01:33:08.800But you have to be in a pretty unique position to be able to withstand that sort of lawfare for that amount of time.
01:33:18.440Like, I don't practice as a clinical psychologist anymore, and that became impossible in, like, 2017.
01:33:24.260Just like being a professor became impossible.
01:33:26.960So, like, these, the forces that can be brought to bear against you, if you dare open your mouth, are more than most people can or will bear.
01:33:44.240The third one was entrepreneurial, and it was under my control.
01:33:47.480But two was a lot, and three would have been, well, catastrophic.
01:33:52.240And so, if you only have one, and that's your professional practice, well, it's not surprising that people are cowed and intimidated into silence.
01:34:00.820And so, okay, well, we have to wrap up on the YouTube side, and I think what we'll do on the Daily Wire side is we'll continue our discussion about Canada.
01:34:11.520And I'm curious about your thoughts about, well, the Conservatives under Pierre Polyev.
01:34:17.560I want to know what you think about him.
01:34:19.620I want, you said that you're, you know, habitually an optimist and that you're still optimistic about Canada in general.
01:34:26.000And there are reasons to be optimistic.
01:34:27.460I mean, Canada's a remarkable country, and the run-of-the-mill Canadian is a decent and law-abiding, orderly, trustworthy person.
01:34:47.140And, you know, and as we said, we deprioritized the Quebec sovereignists, right?
01:34:51.620So you can see how, and they've been a fundamental threat to Canadian integrity for like 40 years.
01:34:57.280So on the Daily Wire side, let's turn our attention to Canada's future, dire and positive, you know, because we can flesh out both alternatives.
01:35:05.980And I think for you international people who are listening, you know, the reason to be concerned about Canadian politics, which have actually become of some interest internationally in the last nine years, is because, like the Jews in Canada and in the U.S., maybe in the West worldwide, Canada is also a canary in the coal mine, because Justin Trudeau is a poster boy for the progressives worldwide.
01:35:28.940And whatever strange political tangents we're meandering down in Canada are isomorphic with the political threats that exist in the U.K. and the United States, although now less to some degree, Australia, New Zealand, the West in general.
01:35:46.180And so delving into what's happening here and how that might be rectified is a enterprise that might be worthwhile on the international front as well.
01:35:57.940So join us on the Daily Wire side if you're inclined to do that.
01:36:01.300Terry, thank you very much.
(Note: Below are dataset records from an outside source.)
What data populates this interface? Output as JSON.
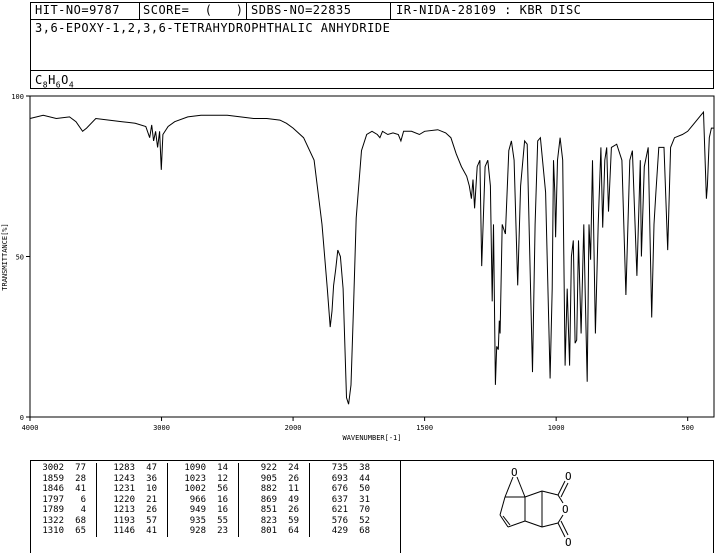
{
  "header": {
    "hit_no": "HIT-NO=9787",
    "score": "SCORE=  (   )",
    "sdbs_no": "SDBS-NO=22835",
    "ir_info": "IR-NIDA-28109 : KBR DISC",
    "compound_name": "3,6-EPOXY-1,2,3,6-TETRAHYDROPHTHALIC ANHYDRIDE",
    "formula_base": "C",
    "formula_c": "8",
    "formula_h_label": "H",
    "formula_h": "6",
    "formula_o_label": "O",
    "formula_o": "4"
  },
  "chart_data": {
    "type": "line",
    "title": "",
    "xlabel": "WAVENUMBER[-1]",
    "ylabel": "TRANSMITTANCE[%]",
    "xlim": [
      4000,
      400
    ],
    "ylim": [
      0,
      100
    ],
    "x_ticks": [
      "4000",
      "3000",
      "2000",
      "1500",
      "1000",
      "500"
    ],
    "y_ticks": [
      "100",
      "50",
      "0"
    ],
    "series": [
      {
        "name": "",
        "points": [
          [
            4000,
            93
          ],
          [
            3900,
            94
          ],
          [
            3800,
            93
          ],
          [
            3700,
            93.5
          ],
          [
            3650,
            92
          ],
          [
            3600,
            89
          ],
          [
            3570,
            90
          ],
          [
            3500,
            93
          ],
          [
            3400,
            92.5
          ],
          [
            3300,
            92
          ],
          [
            3200,
            91.5
          ],
          [
            3120,
            90.5
          ],
          [
            3090,
            87
          ],
          [
            3075,
            91
          ],
          [
            3060,
            86
          ],
          [
            3045,
            89
          ],
          [
            3030,
            84
          ],
          [
            3015,
            89
          ],
          [
            3002,
            77
          ],
          [
            2990,
            88
          ],
          [
            2950,
            90.5
          ],
          [
            2900,
            92
          ],
          [
            2800,
            93.5
          ],
          [
            2700,
            94
          ],
          [
            2600,
            94
          ],
          [
            2500,
            94
          ],
          [
            2400,
            93.5
          ],
          [
            2300,
            93
          ],
          [
            2200,
            93
          ],
          [
            2100,
            92.5
          ],
          [
            2050,
            91.5
          ],
          [
            2000,
            90
          ],
          [
            1960,
            87
          ],
          [
            1920,
            80
          ],
          [
            1890,
            60
          ],
          [
            1870,
            40
          ],
          [
            1859,
            28
          ],
          [
            1852,
            33
          ],
          [
            1846,
            41
          ],
          [
            1838,
            46
          ],
          [
            1830,
            52
          ],
          [
            1820,
            50
          ],
          [
            1810,
            40
          ],
          [
            1797,
            6
          ],
          [
            1789,
            4
          ],
          [
            1780,
            10
          ],
          [
            1770,
            35
          ],
          [
            1760,
            62
          ],
          [
            1740,
            83
          ],
          [
            1720,
            88
          ],
          [
            1700,
            89
          ],
          [
            1680,
            88
          ],
          [
            1670,
            87
          ],
          [
            1660,
            89
          ],
          [
            1640,
            88
          ],
          [
            1620,
            88.5
          ],
          [
            1600,
            88
          ],
          [
            1590,
            86
          ],
          [
            1580,
            89
          ],
          [
            1550,
            89
          ],
          [
            1520,
            88
          ],
          [
            1500,
            89
          ],
          [
            1450,
            89.5
          ],
          [
            1420,
            88.5
          ],
          [
            1400,
            87
          ],
          [
            1380,
            82
          ],
          [
            1360,
            78
          ],
          [
            1340,
            75
          ],
          [
            1330,
            72
          ],
          [
            1322,
            68
          ],
          [
            1316,
            74
          ],
          [
            1310,
            65
          ],
          [
            1300,
            78
          ],
          [
            1290,
            80
          ],
          [
            1283,
            47
          ],
          [
            1270,
            78
          ],
          [
            1260,
            80
          ],
          [
            1250,
            72
          ],
          [
            1243,
            36
          ],
          [
            1238,
            60
          ],
          [
            1231,
            10
          ],
          [
            1226,
            22
          ],
          [
            1220,
            21
          ],
          [
            1216,
            30
          ],
          [
            1213,
            26
          ],
          [
            1205,
            60
          ],
          [
            1193,
            57
          ],
          [
            1180,
            83
          ],
          [
            1170,
            86
          ],
          [
            1160,
            80
          ],
          [
            1146,
            41
          ],
          [
            1135,
            72
          ],
          [
            1120,
            86
          ],
          [
            1110,
            85
          ],
          [
            1090,
            14
          ],
          [
            1080,
            60
          ],
          [
            1070,
            86
          ],
          [
            1060,
            87
          ],
          [
            1040,
            70
          ],
          [
            1023,
            12
          ],
          [
            1015,
            40
          ],
          [
            1010,
            80
          ],
          [
            1005,
            70
          ],
          [
            1002,
            56
          ],
          [
            995,
            80
          ],
          [
            985,
            87
          ],
          [
            975,
            80
          ],
          [
            966,
            16
          ],
          [
            958,
            40
          ],
          [
            949,
            16
          ],
          [
            942,
            50
          ],
          [
            935,
            55
          ],
          [
            928,
            23
          ],
          [
            922,
            24
          ],
          [
            915,
            55
          ],
          [
            905,
            26
          ],
          [
            895,
            60
          ],
          [
            890,
            40
          ],
          [
            882,
            11
          ],
          [
            875,
            60
          ],
          [
            869,
            49
          ],
          [
            862,
            80
          ],
          [
            851,
            26
          ],
          [
            840,
            60
          ],
          [
            830,
            84
          ],
          [
            823,
            59
          ],
          [
            815,
            80
          ],
          [
            808,
            84
          ],
          [
            801,
            64
          ],
          [
            790,
            84
          ],
          [
            770,
            85
          ],
          [
            750,
            80
          ],
          [
            735,
            38
          ],
          [
            720,
            80
          ],
          [
            710,
            83
          ],
          [
            693,
            44
          ],
          [
            680,
            80
          ],
          [
            676,
            50
          ],
          [
            665,
            78
          ],
          [
            650,
            84
          ],
          [
            637,
            31
          ],
          [
            628,
            60
          ],
          [
            621,
            70
          ],
          [
            610,
            84
          ],
          [
            590,
            84
          ],
          [
            576,
            52
          ],
          [
            565,
            84
          ],
          [
            550,
            87
          ],
          [
            520,
            88
          ],
          [
            500,
            89
          ],
          [
            470,
            92
          ],
          [
            450,
            94
          ],
          [
            440,
            95
          ],
          [
            429,
            68
          ],
          [
            425,
            72
          ],
          [
            418,
            87
          ],
          [
            410,
            90
          ],
          [
            400,
            90
          ]
        ]
      }
    ],
    "peak_table": {
      "columns": [
        [
          [
            "3002",
            "77"
          ],
          [
            "1859",
            "28"
          ],
          [
            "1846",
            "41"
          ],
          [
            "1797",
            "6"
          ],
          [
            "1789",
            "4"
          ],
          [
            "1322",
            "68"
          ],
          [
            "1310",
            "65"
          ]
        ],
        [
          [
            "1283",
            "47"
          ],
          [
            "1243",
            "36"
          ],
          [
            "1231",
            "10"
          ],
          [
            "1220",
            "21"
          ],
          [
            "1213",
            "26"
          ],
          [
            "1193",
            "57"
          ],
          [
            "1146",
            "41"
          ]
        ],
        [
          [
            "1090",
            "14"
          ],
          [
            "1023",
            "12"
          ],
          [
            "1002",
            "56"
          ],
          [
            "966",
            "16"
          ],
          [
            "949",
            "16"
          ],
          [
            "935",
            "55"
          ],
          [
            "928",
            "23"
          ]
        ],
        [
          [
            "922",
            "24"
          ],
          [
            "905",
            "26"
          ],
          [
            "882",
            "11"
          ],
          [
            "869",
            "49"
          ],
          [
            "851",
            "26"
          ],
          [
            "823",
            "59"
          ],
          [
            "801",
            "64"
          ]
        ],
        [
          [
            "735",
            "38"
          ],
          [
            "693",
            "44"
          ],
          [
            "676",
            "50"
          ],
          [
            "637",
            "31"
          ],
          [
            "621",
            "70"
          ],
          [
            "576",
            "52"
          ],
          [
            "429",
            "68"
          ]
        ]
      ]
    },
    "grid": false,
    "legend": "none"
  },
  "structure": {
    "atom_labels": [
      "O",
      "O",
      "O",
      "O"
    ]
  }
}
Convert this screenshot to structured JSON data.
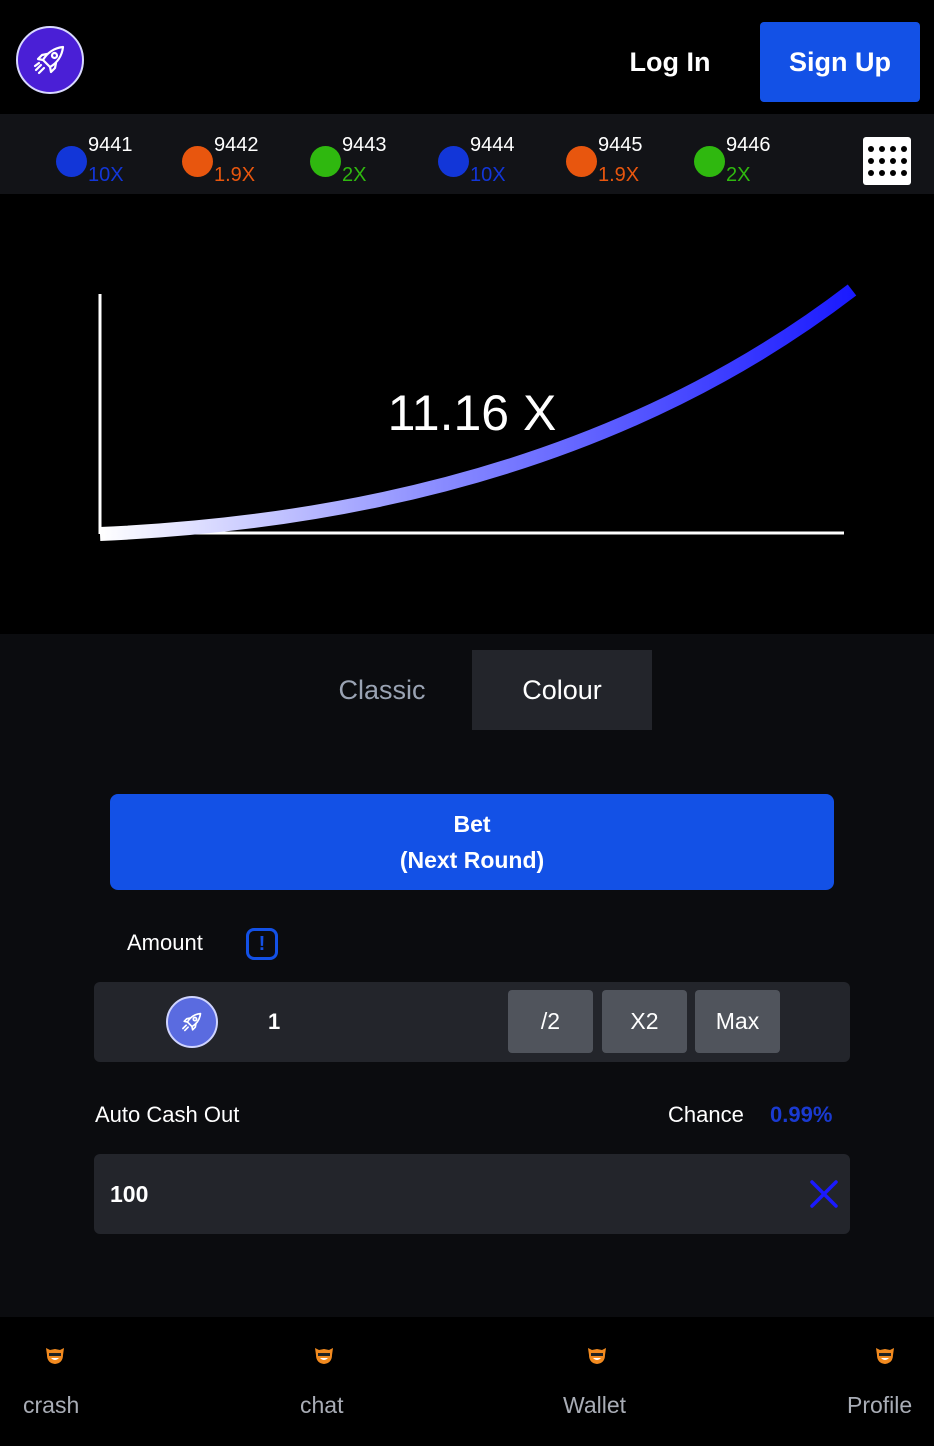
{
  "header": {
    "login_label": "Log In",
    "signup_label": "Sign Up"
  },
  "history": [
    {
      "round": "9441",
      "multiplier": "10X",
      "color": "#1236d8"
    },
    {
      "round": "9442",
      "multiplier": "1.9X",
      "color": "#e8560e"
    },
    {
      "round": "9443",
      "multiplier": "2X",
      "color": "#2fb80f"
    },
    {
      "round": "9444",
      "multiplier": "10X",
      "color": "#1236d8"
    },
    {
      "round": "9445",
      "multiplier": "1.9X",
      "color": "#e8560e"
    },
    {
      "round": "9446",
      "multiplier": "2X",
      "color": "#2fb80f"
    }
  ],
  "game": {
    "multiplier": "11.16 X"
  },
  "tabs": {
    "classic": "Classic",
    "colour": "Colour"
  },
  "bet": {
    "line1": "Bet",
    "line2": "(Next Round)"
  },
  "amount": {
    "label": "Amount",
    "value": "1",
    "half": "/2",
    "double": "X2",
    "max": "Max"
  },
  "cashout": {
    "label": "Auto Cash Out",
    "value": "100",
    "chance_label": "Chance",
    "chance_value": "0.99%"
  },
  "nav": [
    {
      "label": "crash"
    },
    {
      "label": "chat"
    },
    {
      "label": "Wallet"
    },
    {
      "label": "Profile"
    }
  ],
  "colors": {
    "accent": "#1351e6",
    "curve_end": "#1a1aff",
    "panel": "#23252b"
  }
}
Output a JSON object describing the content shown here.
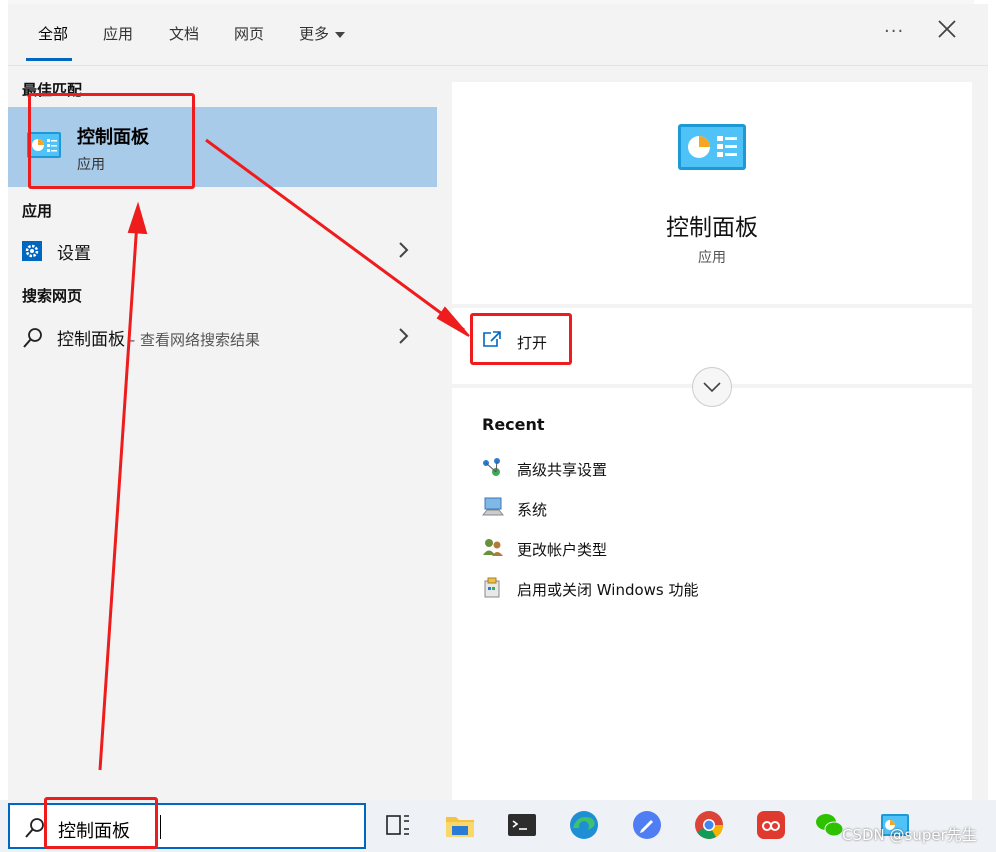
{
  "tabs": [
    {
      "label": "全部",
      "active": true
    },
    {
      "label": "应用"
    },
    {
      "label": "文档"
    },
    {
      "label": "网页"
    },
    {
      "label": "更多"
    }
  ],
  "left": {
    "best_match_header": "最佳匹配",
    "best_match": {
      "title": "控制面板",
      "subtitle": "应用",
      "icon": "control-panel-icon"
    },
    "apps_header": "应用",
    "apps": [
      {
        "label": "设置",
        "icon": "settings-gear-icon"
      }
    ],
    "web_header": "搜索网页",
    "web": [
      {
        "label": "控制面板",
        "sub": " - 查看网络搜索结果",
        "icon": "search-icon"
      }
    ]
  },
  "right": {
    "title": "控制面板",
    "subtitle": "应用",
    "open_label": "打开",
    "recent_header": "Recent",
    "recent": [
      {
        "label": "高级共享设置",
        "icon": "network-sharing-icon"
      },
      {
        "label": "系统",
        "icon": "computer-system-icon"
      },
      {
        "label": "更改帐户类型",
        "icon": "user-accounts-icon"
      },
      {
        "label": "启用或关闭 Windows 功能",
        "icon": "windows-features-icon"
      }
    ]
  },
  "taskbar": {
    "search_value": "控制面板",
    "apps": [
      "task-view-icon",
      "file-explorer-icon",
      "terminal-icon",
      "edge-icon",
      "feishu-icon",
      "chrome-icon",
      "netease-icon",
      "wechat-icon",
      "control-panel-taskbar-icon"
    ],
    "watermark": "CSDN @super先生"
  },
  "colors": {
    "accent": "#0067c0",
    "selection": "#a9cbea",
    "annotation": "#ee1c1c"
  }
}
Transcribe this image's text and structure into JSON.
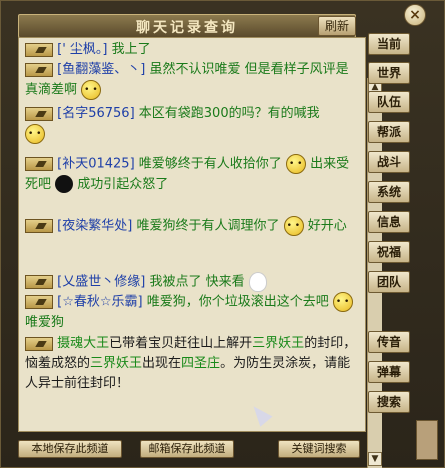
{
  "window": {
    "title": "聊天记录查询",
    "refresh_label": "刷新",
    "close_symbol": "×"
  },
  "messages": [
    {
      "name": "[' 尘枫。]",
      "text": "我上了"
    },
    {
      "name": "[鱼翻藻鉴、丶]",
      "text": "虽然不认识唯爱  但是看样子风评是真滴差啊"
    },
    {
      "name": "[名字56756]",
      "text": "本区有袋跑300的吗？有的喊我"
    },
    {
      "name": "[补天01425]",
      "text": "唯爱够终于有人收拾你了",
      "text2": "出来受死吧",
      "text3": "成功引起众怒了"
    },
    {
      "name": "[夜染繁华处]",
      "text": "唯爱狗终于有人调理你了",
      "text2": "好开心"
    },
    {
      "name": "[乂盛世丶修缘]",
      "text": "我被点了  快来看"
    },
    {
      "name": "[☆春秋☆乐霸]",
      "text": "唯爱狗，你个垃圾滚出这个去吧",
      "text2": "唯爱狗"
    },
    {
      "sender": "摄魂大王",
      "p1": "已带着宝贝赶往山上解开",
      "tag1": "三界妖王",
      "p2": "的封印，恼羞成怒的",
      "tag2": "三界妖王",
      "p3": "出现在",
      "place": "四圣庄",
      "p4": "。为防生灵涂炭，请能人异士前往封印！"
    }
  ],
  "sidebar": [
    "当前",
    "世界",
    "队伍",
    "帮派",
    "战斗",
    "系统",
    "信息",
    "祝福",
    "团队",
    "传音",
    "弹幕",
    "搜索"
  ],
  "bottom": {
    "local_save": "本地保存此频道",
    "mail_save": "邮箱保存此频道",
    "keyword_search": "关键词搜索"
  },
  "colors": {
    "name": "#1e3fa8",
    "message": "#1a7a1a",
    "system_gold": "#b08800",
    "parchment": "#e9e2c9"
  }
}
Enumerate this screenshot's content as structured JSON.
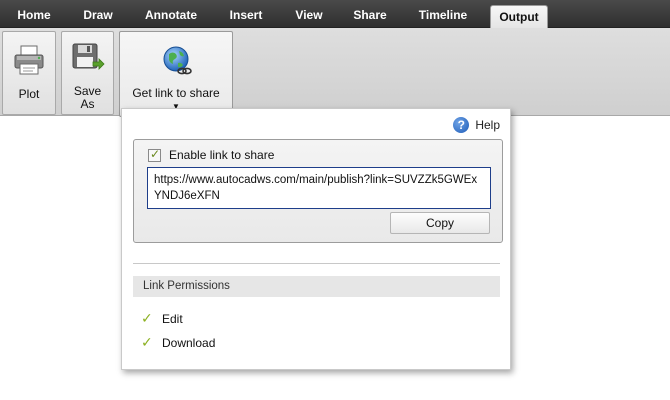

It was a pleasure.
01:36:07.420Yeah, and I certainly appreciate the article in the Free Press.
01:36:12.280You know, I've been writing about, what would you say, pathological group conflict for a very long period of time.
01:36:21.220And it's a terrible thing to see it rear its head in Canada.
01:36:24.340It's a terrible thing, and it's very useful to draw attention to it.
01:36:29.280And you did that very effectively internationally, and it was very good at Barry to publish it as well.
01:36:33.560And hopefully it'll clue more Canadians into what's going on and into the seriousness of that for the Jews, which is not trivial, as you pointed out, in and of itself,
01:36:44.780but also as a bellwether for just exactly where we're headed.